Nissan e-NV200 van running costs
Prices for the Nissan e-NV200 start from just over £20,000 excluding VAT. and including the government’s Plug-In Van Grant (PIVG), which stands at a maximum of £8,000.
Where the Nissan scores an advantage is for its theoretical maximum driving range. Thanks to that 40kWh battery – 7kWh larger than the Renault Kangoo Z.E.'s – the e-NV200 has a claimed range of 187 miles at city speeds, and you’ll easily manage more than 120 miles in a day without resorting to energy-saving techniques.
All versions of the e-NV200 have the same economy figures, so adding alloy wheels doesn’t have an adverse effect on the van’s electric range.
Electric vans are exempt from road tax, while Benefit-in-Kind costs for business users are favourable compared to those for diesel models. However, the costs will rise over the coming tax years, although still not as high as their diesel equivalents.

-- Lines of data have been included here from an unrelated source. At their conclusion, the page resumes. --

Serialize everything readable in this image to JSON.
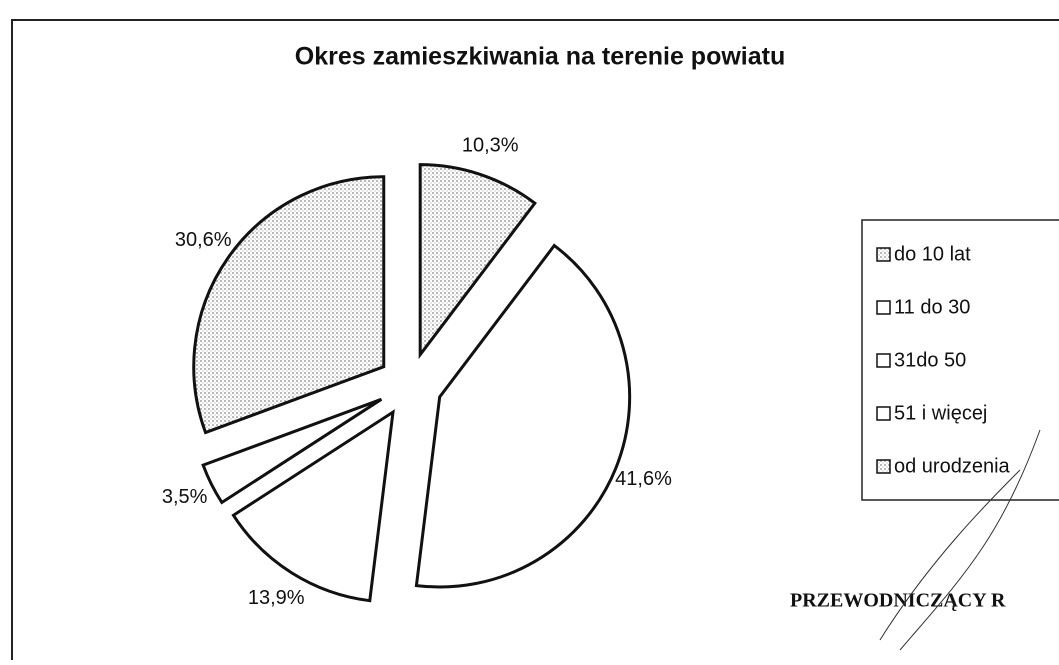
{
  "chart_data": {
    "type": "pie",
    "title": "Okres zamieszkiwania na terenie powiatu",
    "categories": [
      "do 10 lat",
      "11 do 30",
      "31do 50",
      "51 i więcej",
      "od urodzenia"
    ],
    "values": [
      10.3,
      41.6,
      13.9,
      3.5,
      30.6
    ],
    "value_labels": [
      "10,3%",
      "41,6%",
      "13,9%",
      "3,5%",
      "30,6%"
    ],
    "colors": [
      "#d4d4d4",
      "#ffffff",
      "#ffffff",
      "#ffffff",
      "#e2e2e2"
    ],
    "legend": "right",
    "annotations": [
      "PRZEWODNICZĄCY R"
    ]
  }
}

In addition, electric vans such as the e-NV200 will be exempt from future low-emissions zones.
Nissan e-NV200 insurance group
The latest 40kWh version of the Nissan e-NV200 doesn’t have any insurance group ratings against it. The last model was in group 8, which is a slightly higher than applies to rivals such as the Peugeot Partner Electric.
Nissan offers its five-year/100,000-mile warranty on the e-NV200, while the dedicated electric components are covered for the same time period, but are limited to a total distance of 60,000 miles. Nissan also offers breakdown cover for five years/100,000 miles.
On top of that, the battery is guaranteed against loss of capacity (where the battery doesn’t charge up higher than nine bars out of 12 on the digital display) for eight years/100,000 miles. Unlike other models in the Nissan commercial vehicle range, Nissan doesn’t offer extended warranty coverage for the e-NV200.
Nissan’s network of dealers is set-up to handle after sales on electric models, and service plans are handled by dealers, rather than having a country-wide service scheme.
Electric vans qualify for free road tax.
As electric vans are a niche choice, their desirability is open to question and residual values are on the low side. The e-NV200 has been on sale since 2014, and early examples can be had for as little as £8,000. However, these early cars have a smaller battery and lower range – the latest long-range model should be more desirable.